Intarsia is “normally” done while knitting flat. For an instruction on intarsia see this nice post over at the Purl bee on the subject. It is possible to use intarsia for round objects without seeming afterwards and yes there is a reason I didn’t say knitting in the round. There are at least 2 methods (or 3 depending on how you look at things) out there on the interwebs, and I would not be surprised to find more.
The first that caught my attention was described by Moth heaven. This method is worked in the round, with the added colour section worked back and forth two rows at a time, and then slipped as you work the second row with the main colour. Below is a few charts that shows how this is performed. The numbers represent the order in which to knit the stitches and s is for slipping a stitch.
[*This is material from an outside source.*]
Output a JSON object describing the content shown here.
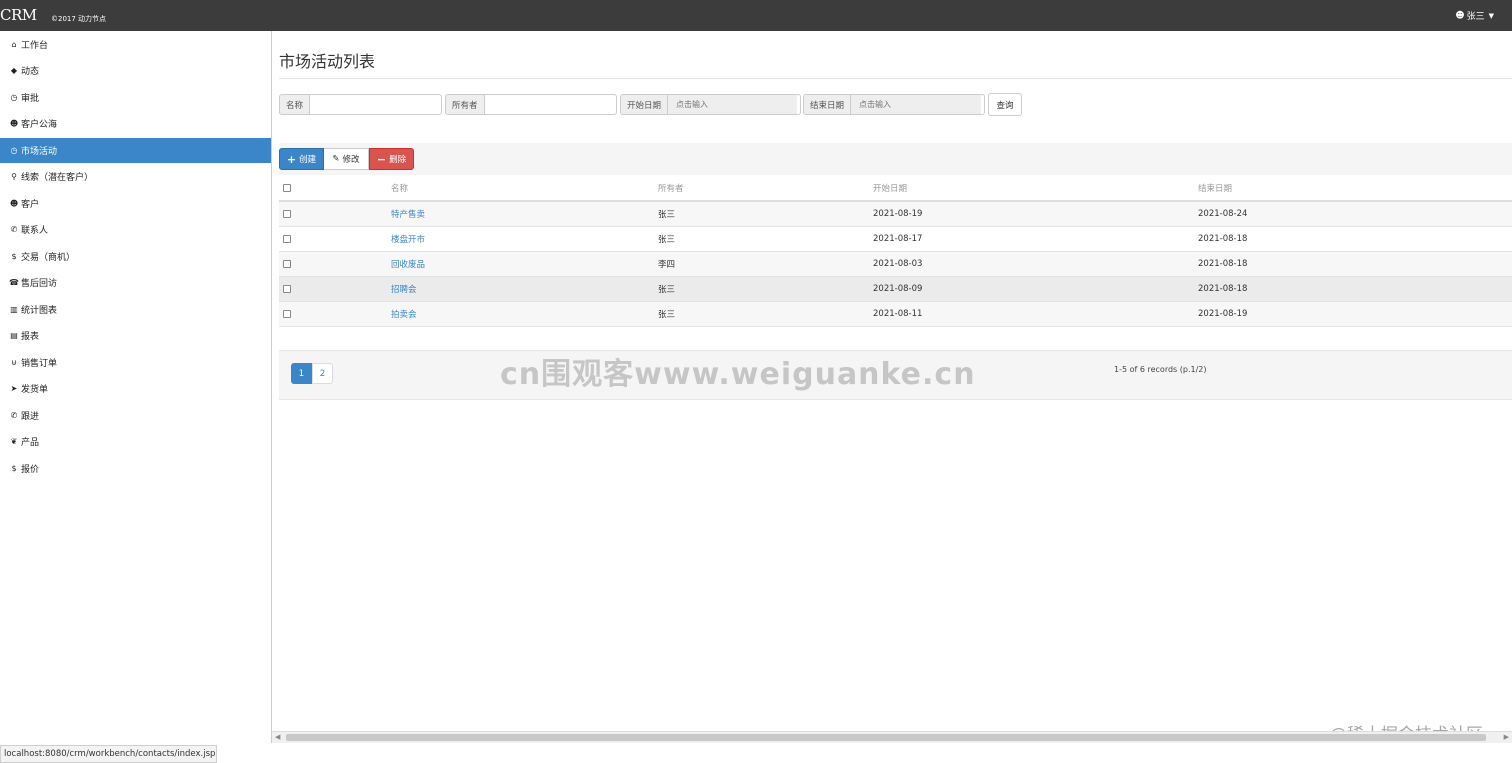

I understand the principle and I can execute it but the tension is all over the place. I just couldn’t get it too look right.
There are also methods for working the intarsia part flat. Either using wrap & turn (w&t) or yarn overs, which to me at least seems to be the same thing – wrapping stitch or needle and subsequently sealing the joint as you go. Below is again a chart to demonstrate the order of working a tube back and forth by using wrap & turn and working the wrap with the stitch on the next row.
Both these created the same end result. At least if you can manage to keep a steady tension. For me the second method was easier to use to produce a nice result from the get-go. It’s what I’m using for my SYTYCK project.